Victoria wbiła wzrok w podłogę. Wolałaby posłać groźne spojrzenie Harriet, ale jako pracownica zakładu musiała zachowywać się odpowiednio w stosunku do klientek. A przecież przez cały ranek przekonywała Roberta, że nie chce stracić tu pracy, prawda?
– Przyszłyśmy zaprosić cię na herbatę – oznajmiła Harriet.
– Obawiam się, że muszę odmówić – odparła skromnie Victoria. – To nie wypada.
– Nonsens – powiedziała pani Brightbill.
– A moja mama uchodzi za autorytet w sprawach tego, co wypada, a co nie wypada – stwierdziła Harriet. – Więc jeśli mówi, że wypada, to na pewno wypada.
Victoria zmarszczyła brwi, zastanawiając się chwilę nad zawiłą wypowiedzią Harriet.
– Chyba muszę się zgodzić z kuzyneczką, chociaż sprawia mi to ból – dodał Robert. – Sam nie raz usłyszałem od cioci wykład o stosownym, zachowaniu.
– W to akurat łatwo uwierzyć – powiedziała Victoria.
– O tak, Robert lubi sobie poszaleć – potwierdziła Harriet, a kuzyn rzucił jej karcące spojrzenie.
– Naprawdę? – Victoria zwróciła się do dziewczyny.
– Tak, tak. Przypuszczam, że to złamane serce pchało go w ramiona innych kobiet.
Nieprzyjemny ucisk w żołądku Victorii stawał się coraz bardziej dotkliwy.
– O ilu dokładnie mówisz kobietach?
– Było ich mnóstwo – odparła gorliwie Harriet. – Multum.
Robert się roześmiał.
– Czemu się śmiejesz? – fuknęła młoda Brightbill. – Chcę, żeby była trochę o ciebie zazdrosna.

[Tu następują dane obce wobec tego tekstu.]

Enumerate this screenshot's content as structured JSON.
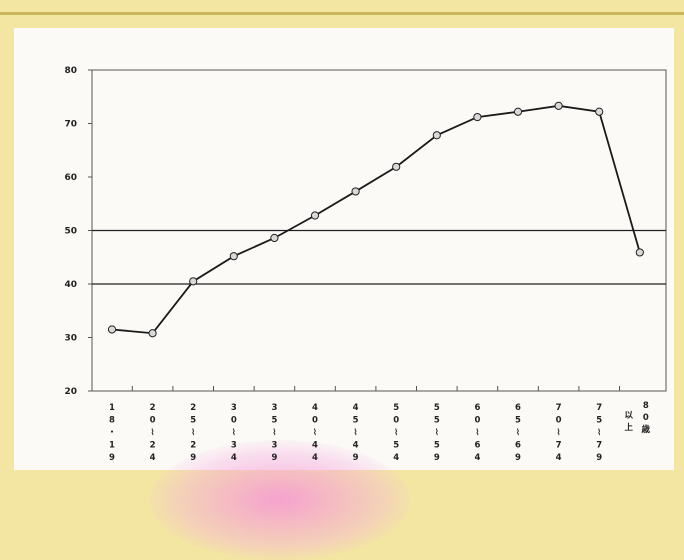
{
  "chart_data": {
    "type": "line",
    "title": "",
    "xlabel": "",
    "ylabel": "",
    "ylim": [
      20,
      80
    ],
    "yticks": [
      20,
      30,
      40,
      50,
      60,
      70,
      80
    ],
    "categories": [
      "18・19",
      "20〜24",
      "25〜29",
      "30〜34",
      "35〜39",
      "40〜44",
      "45〜49",
      "50〜54",
      "55〜59",
      "60〜64",
      "65〜69",
      "70〜74",
      "75〜79",
      "80歳以上"
    ],
    "category_labels": [
      [
        "1",
        "8",
        "・",
        "1",
        "9"
      ],
      [
        "2",
        "0",
        "↓",
        "2",
        "4"
      ],
      [
        "2",
        "5",
        "↓",
        "2",
        "9"
      ],
      [
        "3",
        "0",
        "↓",
        "3",
        "4"
      ],
      [
        "3",
        "5",
        "↓",
        "3",
        "9"
      ],
      [
        "4",
        "0",
        "↓",
        "4",
        "4"
      ],
      [
        "4",
        "5",
        "↓",
        "4",
        "9"
      ],
      [
        "5",
        "0",
        "↓",
        "5",
        "4"
      ],
      [
        "5",
        "5",
        "↓",
        "5",
        "9"
      ],
      [
        "6",
        "0",
        "↓",
        "6",
        "4"
      ],
      [
        "6",
        "5",
        "↓",
        "6",
        "9"
      ],
      [
        "7",
        "0",
        "↓",
        "7",
        "4"
      ],
      [
        "7",
        "5",
        "↓",
        "7",
        "9"
      ],
      [
        "以上",
        "8",
        "0",
        "歳"
      ]
    ],
    "series": [
      {
        "values": [
          31.5,
          30.8,
          40.5,
          45.2,
          48.6,
          52.8,
          57.3,
          61.9,
          67.8,
          71.2,
          72.2,
          73.3,
          72.2,
          45.9
        ]
      }
    ],
    "reference_lines": [
      40,
      50
    ],
    "grid": false,
    "line_color": "#1a1a1a",
    "marker_fill": "#d9d9d9"
  }
}
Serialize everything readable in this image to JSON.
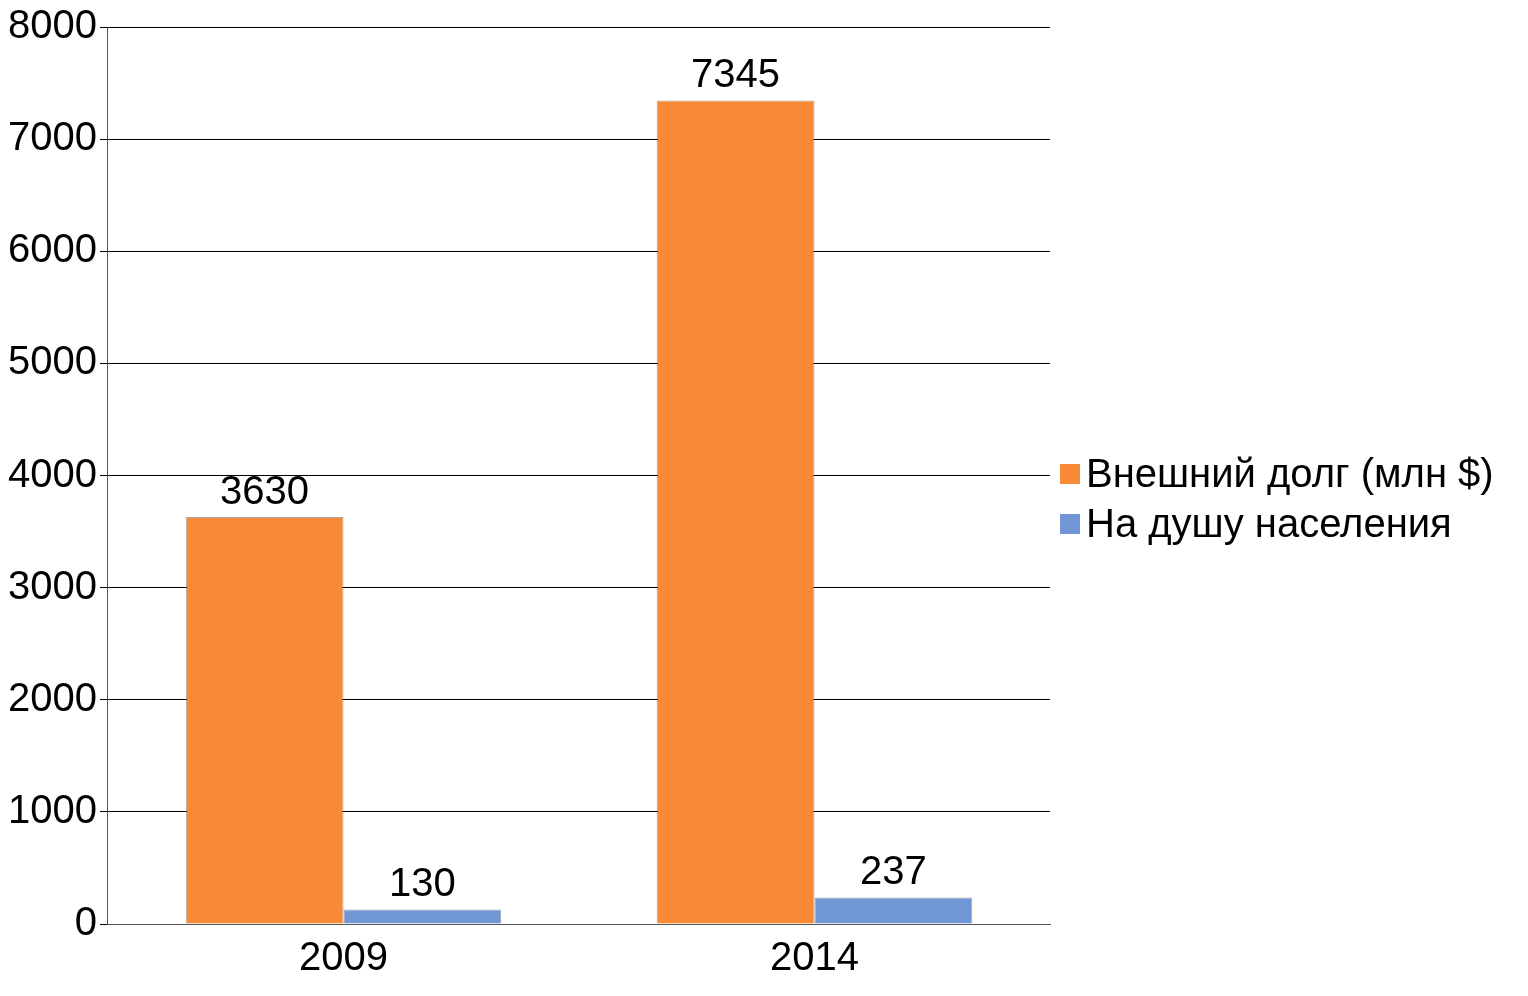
{
  "chart_data": {
    "type": "bar",
    "categories": [
      "2009",
      "2014"
    ],
    "series": [
      {
        "name": "Внешний долг (млн $)",
        "color": "#f98a35",
        "values": [
          3630,
          7345
        ]
      },
      {
        "name": "На душу населения",
        "color": "#7196d6",
        "values": [
          130,
          237
        ]
      }
    ],
    "ylim": [
      0,
      8000
    ],
    "yticks": [
      0,
      1000,
      2000,
      3000,
      4000,
      5000,
      6000,
      7000,
      8000
    ],
    "grid": "y",
    "legend": "right",
    "data_labels": true
  }
}
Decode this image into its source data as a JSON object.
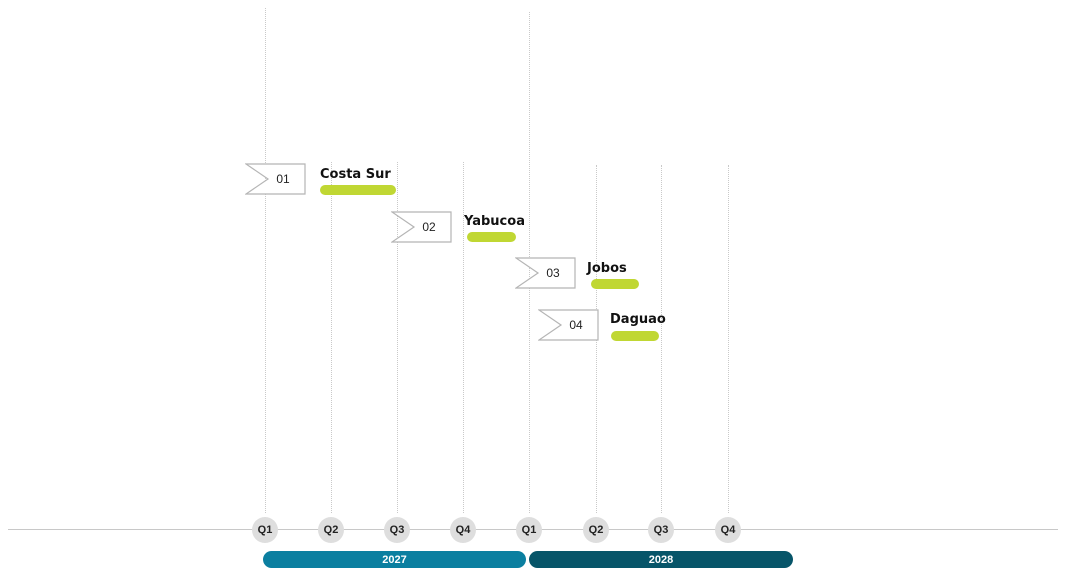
{
  "timeline": {
    "years": [
      {
        "label": "2027",
        "color": "#0b7fa0"
      },
      {
        "label": "2028",
        "color": "#075569"
      }
    ],
    "quarters": [
      "Q1",
      "Q2",
      "Q3",
      "Q4",
      "Q1",
      "Q2",
      "Q3",
      "Q4"
    ]
  },
  "tasks": [
    {
      "num": "01",
      "name": "Costa Sur"
    },
    {
      "num": "02",
      "name": "Yabucoa"
    },
    {
      "num": "03",
      "name": "Jobos"
    },
    {
      "num": "04",
      "name": "Daguao"
    }
  ],
  "colors": {
    "task_bar": "#c0d733",
    "axis": "#c8c8c8",
    "quarter_circle": "#dedede"
  }
}
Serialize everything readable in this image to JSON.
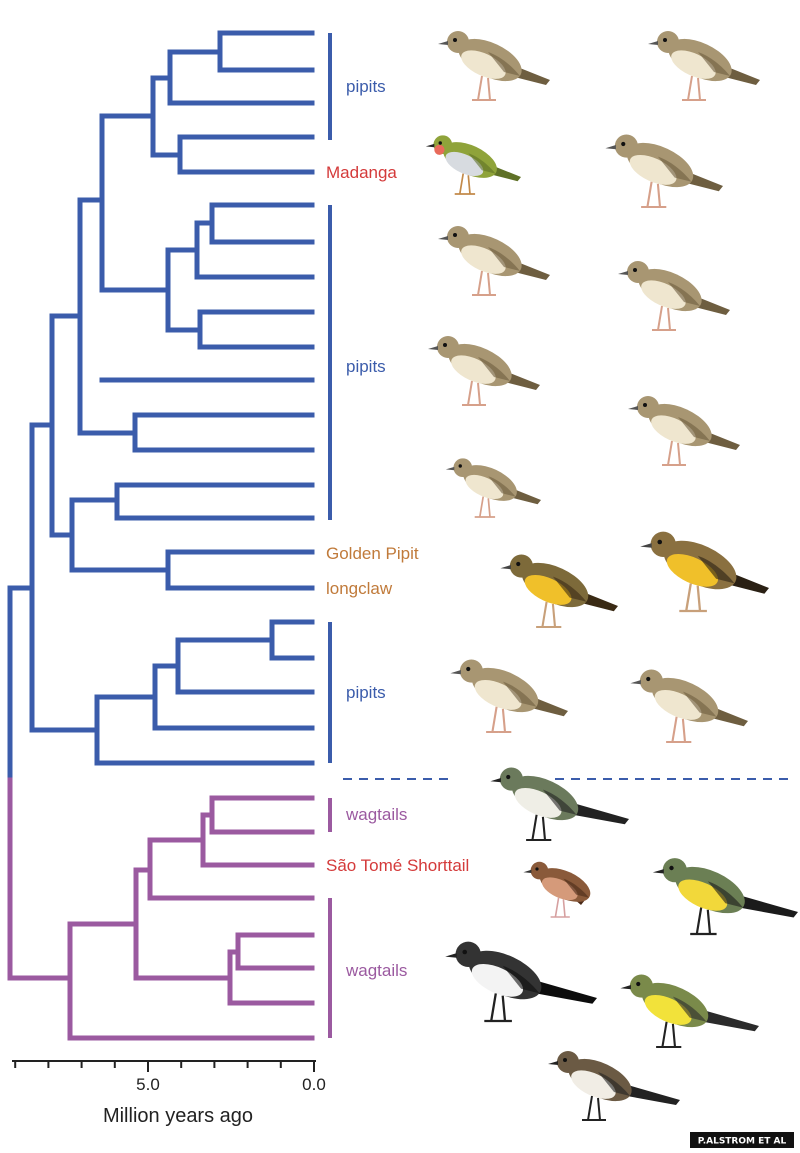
{
  "tree": {
    "groups": [
      {
        "id": "pipits-top",
        "label": "pipits",
        "color": "#3b5cab"
      },
      {
        "id": "madanga",
        "label": "Madanga",
        "color": "#d43a3a"
      },
      {
        "id": "pipits-mid",
        "label": "pipits",
        "color": "#3b5cab"
      },
      {
        "id": "golden-pipit",
        "label": "Golden Pipit",
        "color": "#c07a3a"
      },
      {
        "id": "longclaw",
        "label": "longclaw",
        "color": "#c07a3a"
      },
      {
        "id": "pipits-bottom",
        "label": "pipits",
        "color": "#3b5cab"
      },
      {
        "id": "wagtails-top",
        "label": "wagtails",
        "color": "#9b5aa0"
      },
      {
        "id": "sao-tome",
        "label": "São Tomé Shorttail",
        "color": "#d43a3a"
      },
      {
        "id": "wagtails-bottom",
        "label": "wagtails",
        "color": "#9b5aa0"
      }
    ],
    "colors": {
      "pipit_clade": "#3b5cab",
      "wagtail_clade": "#9b5aa0",
      "divider": "#3b5cab"
    }
  },
  "axis": {
    "title": "Million years ago",
    "ticks": [
      "5.0",
      "0.0"
    ]
  },
  "credit": "P.ALSTROM ET AL",
  "birds": [
    "pipit-illustration",
    "pipit-illustration",
    "madanga-illustration",
    "pipit-illustration",
    "pipit-illustration",
    "pipit-illustration",
    "pipit-illustration",
    "pipit-illustration",
    "pipit-illustration",
    "golden-pipit-illustration",
    "longclaw-illustration",
    "pipit-illustration",
    "pipit-illustration",
    "wagtail-illustration",
    "sao-tome-shorttail-illustration",
    "wagtail-illustration",
    "wagtail-illustration",
    "wagtail-illustration",
    "wagtail-illustration"
  ]
}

Victoria zasłoniła roześmiane usta dłonią i udawała, że się zakrztusiła. Doprawdy, słodka ta Harriet.
Do rozmowy włączyła się pani Brightbill, która do tej pory załatwiała coś z madame Lambert.
– Panna Lyndon gotowa? – Z tonu jej głosu wynikało, że nie bierze pod uwagę przeczącej odpowiedzi.
– To bardzo miło z pani strony, pani Brightbill, ale mam tu w zakładzie bardzo dużo pracy i…
– Właśnie rozmawiałam z madame Lambert. Uznała, że nic się nie stanie, jeżeli wyjdziesz na godzinkę.
– Nie masz się co sprzeciwiać – rzekł uśmiechnięty Robert. – Cioteczka zawsze stawia na swoim.
– To chyba rodzinne – mruknęła Victoria.
– Mam nadzieję – odparł.
– No dobrze – powiedziała Victoria. – Właściwie chętnie wypiję filiżankę herbaty.
– Znakomicie. – Pani Brightbill zatarła ręce. – Mamy wiele spraw do omówienia.
Victoria wytrzeszczyła oczy i dopiero po kilku sekundach udało jej się zrobić niewinną minę.
– Pan hrabia też jest zaproszony?
– Jeśli sobie tego nie życzysz, to nie.
Victoria odwróciła się do Roberta i posłała mu złośliwy uśmiech.
– A zatem miłego dnia.
On tylko oparł się plecami o ścianę i z uśmiechem obserwował, jak wychodzi z zakładu. Nie chciał odbierać jej przekonania, że to ona jest górą. Mówiła, że pragnie normalności? Zachichotał do siebie. Nie ma bardziej przerażająco normalnej osoby niż ciocia Brightbill.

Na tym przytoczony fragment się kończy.